Our best performer — a fintech app — achieves a 31% average open rate. The worst — a content app that initially used the "blast everyone" approach — started at 3.8% before we rebuilt the system. Let's walk through the full stack.
Delivery Infrastructure: FCM Is Not Enough
Firebase Cloud Messaging is the transport layer, not the entire solution. FCM handles delivery to the device, but it doesn't handle: segmentation, scheduling, throttling, delivery tracking, or fallback channels. You need an orchestration layer on top of FCM/APNs.
We use a custom Node.js service backed by a job queue (BullMQ on Redis) for notification orchestration. Each notification job contains: the recipient, the message template, personalization variables, delivery window preferences, and channel preferences (push, SMS, WhatsApp as fallbacks). The job processor handles: checking user preferences, applying quiet hours, personalizing the message, sending via the appropriate channel, and recording delivery and open events.
For clients who don't need a fully custom solution, we've had good results with OneSignal and Firebase's built-in messaging features. But for anything beyond basic broadcasts, you'll outgrow them quickly.
Timing: Send When Users Open the App
This sounds paradoxical, but the single biggest factor in notification open rates is timing.
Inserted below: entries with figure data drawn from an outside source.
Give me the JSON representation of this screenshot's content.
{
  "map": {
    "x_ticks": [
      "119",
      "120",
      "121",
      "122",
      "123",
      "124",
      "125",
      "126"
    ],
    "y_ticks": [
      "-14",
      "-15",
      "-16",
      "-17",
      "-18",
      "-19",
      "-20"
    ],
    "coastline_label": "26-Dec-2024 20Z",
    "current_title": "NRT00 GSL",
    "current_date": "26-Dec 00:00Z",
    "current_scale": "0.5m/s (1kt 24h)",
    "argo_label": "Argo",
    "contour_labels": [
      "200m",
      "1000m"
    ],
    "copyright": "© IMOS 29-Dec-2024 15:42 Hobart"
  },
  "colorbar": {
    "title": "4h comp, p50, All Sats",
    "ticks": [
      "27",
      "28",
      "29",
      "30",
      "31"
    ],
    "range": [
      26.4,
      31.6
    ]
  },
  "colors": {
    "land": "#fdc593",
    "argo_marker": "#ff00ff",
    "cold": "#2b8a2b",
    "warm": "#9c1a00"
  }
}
We track each user's app usage patterns — when they typically open the app, how frequently, and for how long. Then we schedule notifications during their active windows. The fintech app sends transaction reminders 15 minutes before the user's typical morning app check (learned from their usage data). Open rate for timed notifications: 38%. Open rate for same notifications sent at a fixed time: 12%.
We calculate per-user optimal send times using a simple heuristic: look at the user's last 30 days of app opens, find the three most common time windows, and prefer the earliest one. No ML needed — a SQL query and a cron job. The implementation is simpler than it sounds, but the impact is dramatic.
Personalization: Beyond "Hey {firstName}"
Personalized notifications perform 2-3x better than generic ones. But personalization means more than inserting the user's name. For the fintech app, instead of "Check your investment portfolio," we send "Your NIFTY 50 SIP gained ₹2,340 this month." That specific, contextual information is what makes someone tap. The "personalization" is really just pulling the right data at send time and inserting it into the template.
We store notification templates with variable placeholders in a CMS-like interface that the marketing team can edit. The orchestration service resolves variables at send time by querying the relevant data sources. This separation means the marketing team controls the message and the engineering team controls the data — each team works in their domain.
Deep Linking: The Forgotten Critical Path
A notification that opens the app's home screen is a wasted notification. Every notification should deep link to the relevant content. For the content app, notifications link directly to the article. For the fintech app, notifications link to the specific transaction or portfolio view.
Deep linking in React Native is more complex than it should be. We use React Navigation's linking configuration to handle both cold starts (app not running) and warm starts (app in background). The gotcha that bit us: on iOS, if the app is terminated and the user taps a notification, the initial URL is only available in the first render cycle. If your navigation isn't set up by then, you miss it. We solve this by queuing the initial deep link URL and processing it after navigation is fully initialized.
Measuring What Matters
We track: delivery rate (FCM confirmation), display rate (notification actually shown, not blocked by OS), open rate (user tapped), action rate (user performed the intended action after opening), and unsubscribe rate. The ratio between open rate and action rate tells you if your deep linking is working. If people open but don't act, the landing experience is broken. The ratio between delivery and display rate tells you if users are blocking your notifications at the OS level — a leading indicator that you're sending too many.